Klinische forschergruppe 163 CLINICAL RESEARCH GROUP 163
 

Forward by Emrah Duzel, Spokesperson for the Clinical Research Group


A cordial welcome to the Home Page of the Clinical Research Group, “Cognitive Control of Memory Functions.”

Memory disturbances are a symptom of many neurological and psychiatric illnesses, and in today’s rapidly evolving information society are having increasingly adverse effects in the elderly. The cognitive control of memory entails the use of rules or concepts that govern the selection, storage and availability of information.
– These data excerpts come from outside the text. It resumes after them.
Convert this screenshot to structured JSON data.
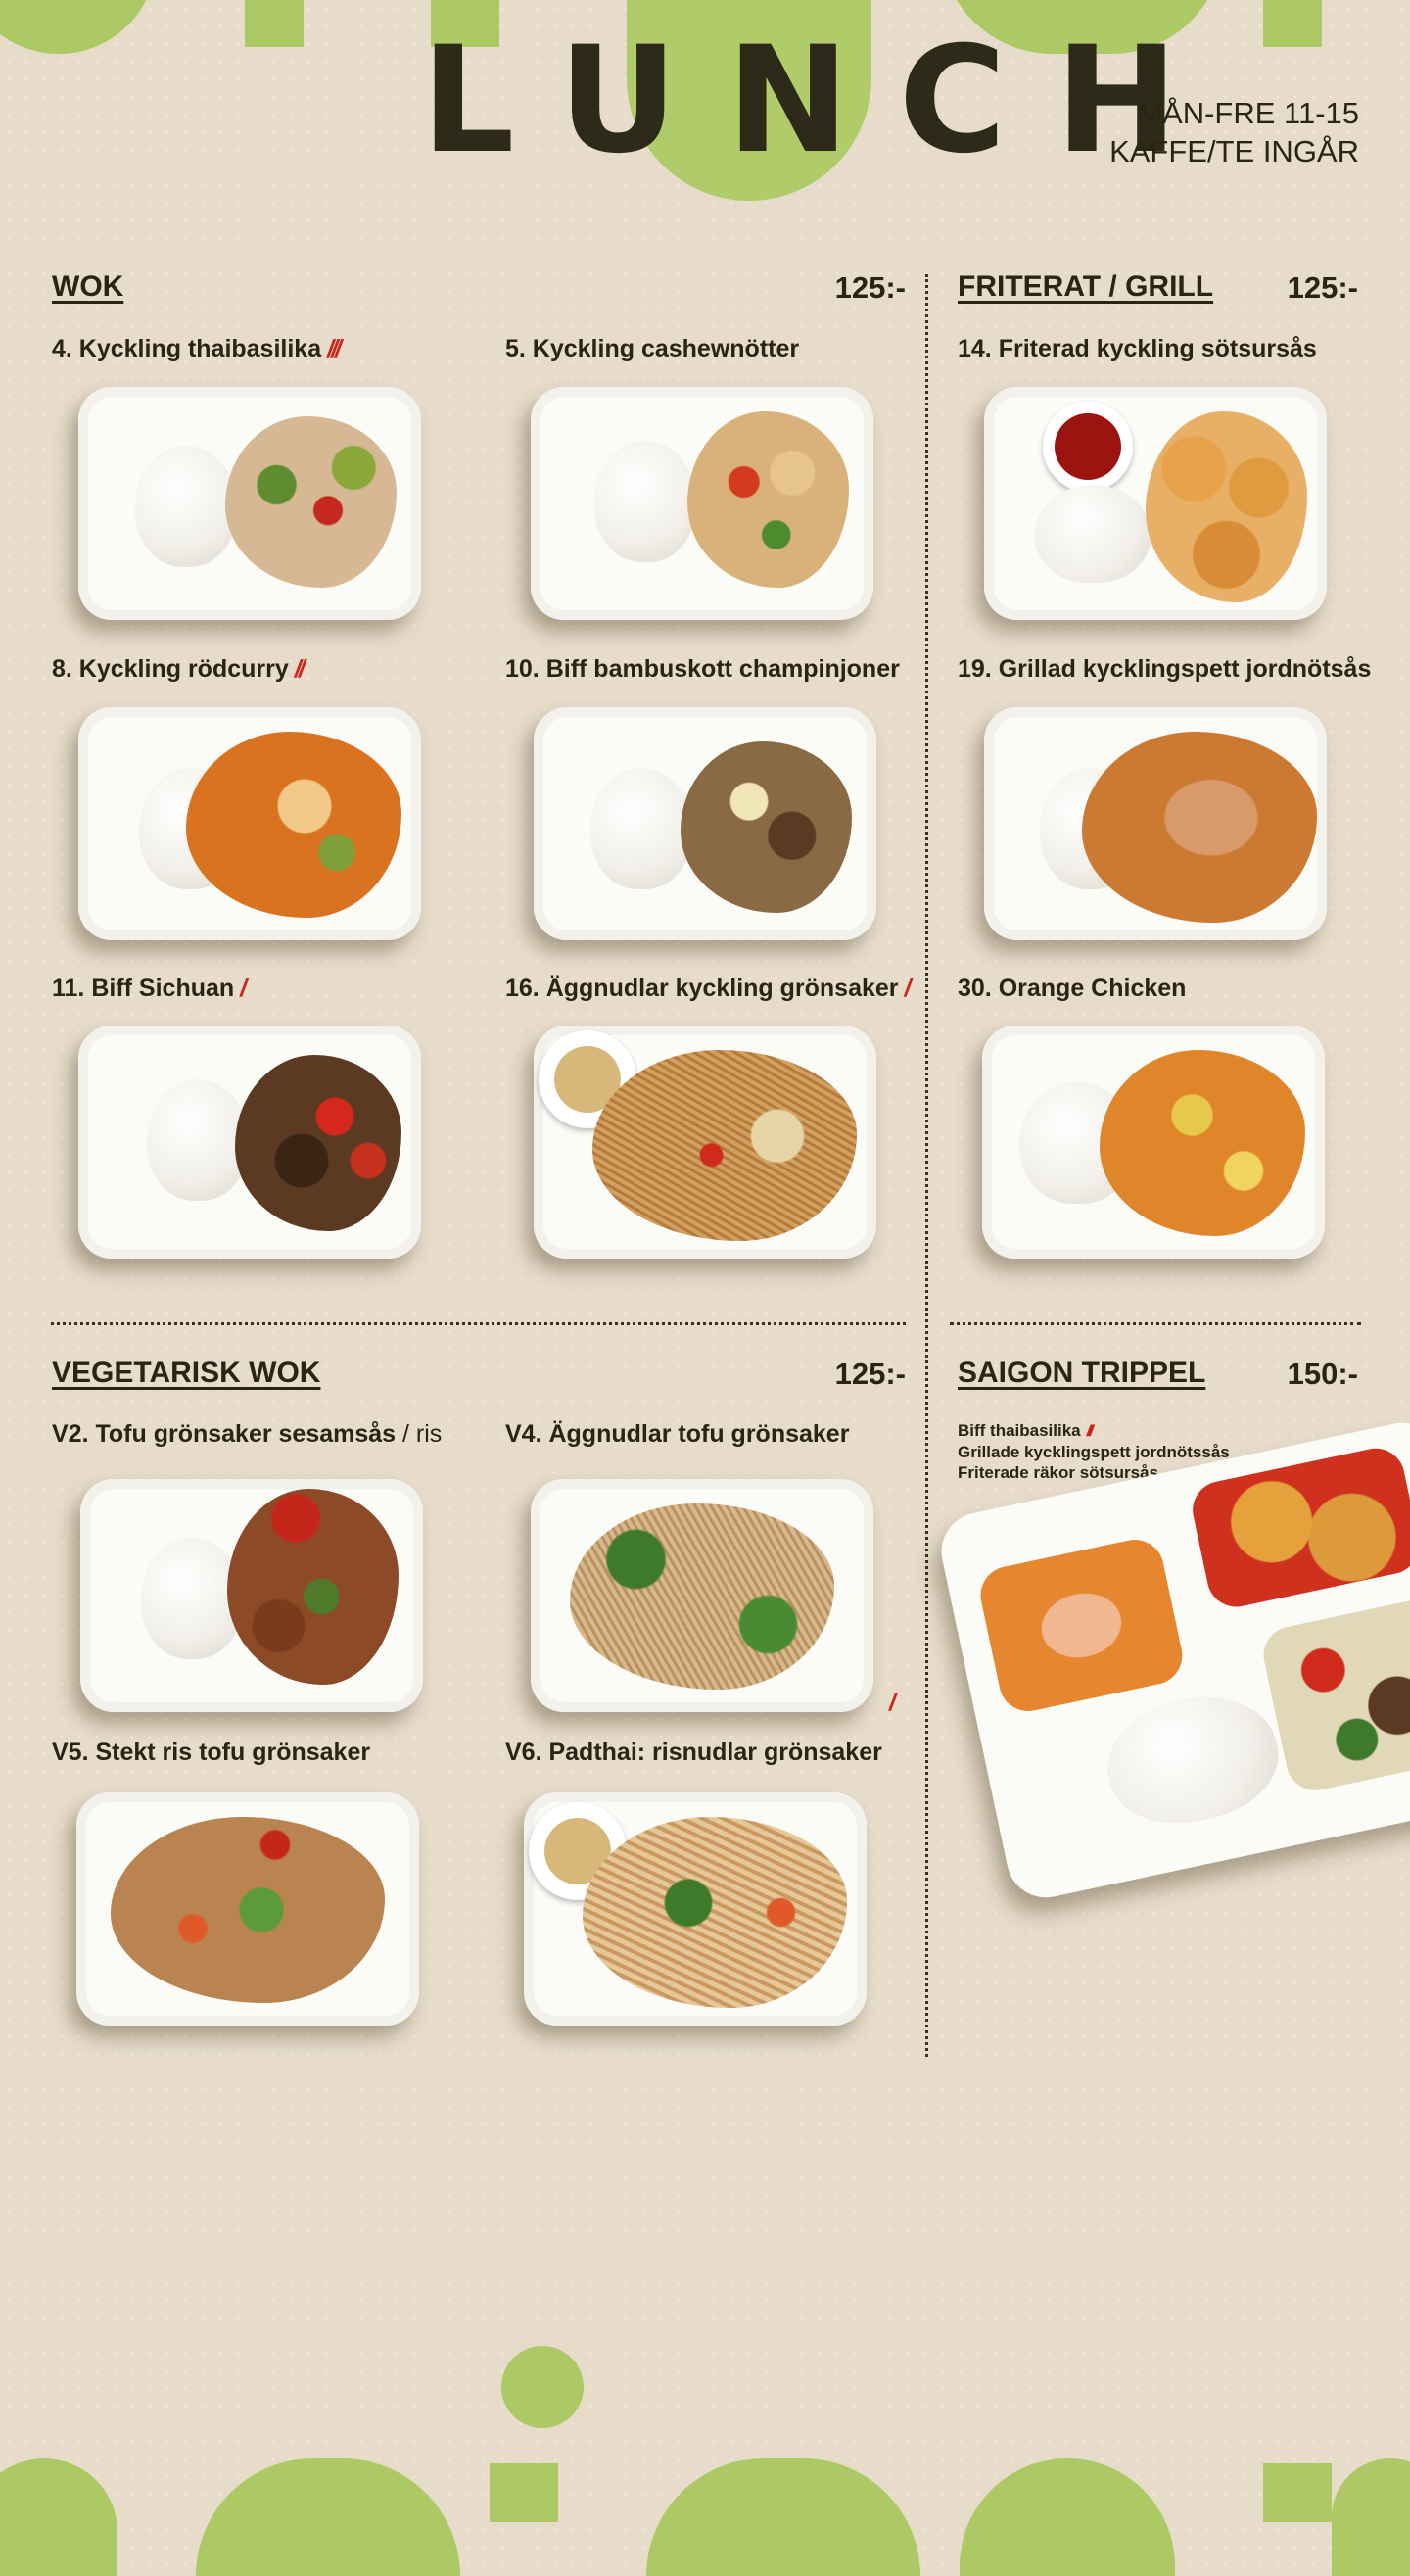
{
  "header": {
    "title": "LUNCH",
    "hours": "MÅN-FRE 11-15",
    "included": "KAFFE/TE INGÅR"
  },
  "colors": {
    "accent_green": "#adc965",
    "background": "#e6dcc9",
    "chili_red": "#d0231a"
  },
  "sections": {
    "wok": {
      "title": "WOK",
      "price": "125:-",
      "dishes": [
        {
          "name": "4. Kyckling thaibasilika",
          "spice": 3
        },
        {
          "name": "5. Kyckling cashewnötter",
          "spice": 0
        },
        {
          "name": "8. Kyckling rödcurry",
          "spice": 2
        },
        {
          "name": "10. Biff bambuskott champinjoner",
          "spice": 0
        },
        {
          "name": "11. Biff Sichuan",
          "spice": 1
        },
        {
          "name": "16. Äggnudlar kyckling grönsaker",
          "spice": 1
        }
      ]
    },
    "friterat": {
      "title": "FRITERAT / GRILL",
      "price": "125:-",
      "dishes": [
        {
          "name": "14. Friterad kyckling sötsursås",
          "spice": 0
        },
        {
          "name": "19. Grillad kycklingspett jordnötsås",
          "spice": 0
        },
        {
          "name": "30. Orange Chicken",
          "spice": 0
        }
      ]
    },
    "vegetarisk": {
      "title": "VEGETARISK WOK",
      "price": "125:-",
      "dishes": [
        {
          "name": "V2. Tofu grönsaker sesamsås",
          "suffix": " / ris",
          "spice": 0
        },
        {
          "name": "V4. Äggnudlar tofu grönsaker",
          "spice": 1
        },
        {
          "name": "V5.  Stekt ris tofu grönsaker",
          "spice": 0
        },
        {
          "name": "V6.  Padthai: risnudlar grönsaker",
          "spice": 0
        }
      ]
    },
    "trippel": {
      "title": "SAIGON TRIPPEL",
      "price": "150:-",
      "items": [
        {
          "name": "Biff thaibasilika",
          "spice": 3
        },
        {
          "name": "Grillade kycklingspett jordnötssås",
          "spice": 0
        },
        {
          "name": "Friterade räkor sötsursås",
          "spice": 0
        }
      ]
    }
  },
  "icons": {
    "chili": "chili-pepper-icon"
  }
}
These control processes allow a person to evaluate and use environmental stimuli as references to past events in order to avoid false memories, overcome memory blocks, and allow disturbing information to fade.
The core concept linking the six subprojects of the Clinical Research Group is the “neuromodulation” generated by cognitive processes that do not require the direct encoding of new information.

Neuromodulators are biochemical neurotransmitters such as dopamine, acetylcholine, noradrenaline and serotonin. They adjust the active representation and adaptive coding of information, as well as regulate motivation and expectation, thereby influencing how long and how strongly specific limbic stimuli are represented.Thus, they play a significant role in the cognitive control of memory.
Neuromodulators can exert their influence by the reinforcement and stabilization of synaptic plasticity, and can also act directly on long-term memory.

The brain areas in which neuromodulators are produced, and, in particular, the basal forebrain and the dopaminergic mid-brain, are affected by a number of neurological and psychiatric illnesses. Moreover, in the elderly, these areas show pronounced changes. Neuromodulatory malfunctions are regarded as an important source of disturbances of cognitive control and plasticity in a number of patient populations.

Neuromodulatory mechanisms are, in addition, significantly determined by individual genetic characteristics. Genes, which influence the transport and deactivation of neuromodulators, occur in various forms (termed polymorphisms). These genetic variations can affect not only the neuromodulatory mechanisms of memory control and plasticity, but also the changes in these mechanisms that are produced by age and illness.

The Clinical Research Group examines the neuromodulatory mechanisms of memory control and plasticity, as well as their disturbances, in the elderly, in patients with obsessive-compulsive disorder, attention-deficit hyperactivity disorder, schizophrenia, and Parkinson’s disease. In Magdeburg, several of the most current technologies are available for this purpose. Among other equipment, a 7 Tesla magnetic resonance imaging device makes it possible to obtain very detailed representations of the neuromodulatory brain areas. The Group’s goal is to use its findings to develop new pharmacological approaches for memory disturbances.

This goal is possible only through the close collaboration of investigators who are examining the fundamental processes involved in neuromodulation on multiple levels—cellular, physiological, biochemical and genetic—and through the integration of human clinical and experimental animal research. In Magdeburg, the Clinical Research Group has close ties with investigators involved in basic animal experimental research. Close collaborations exist, for example, with the working groups of Professors Frey and Gundelfinger of the Leibniz Institute for Neurobiology.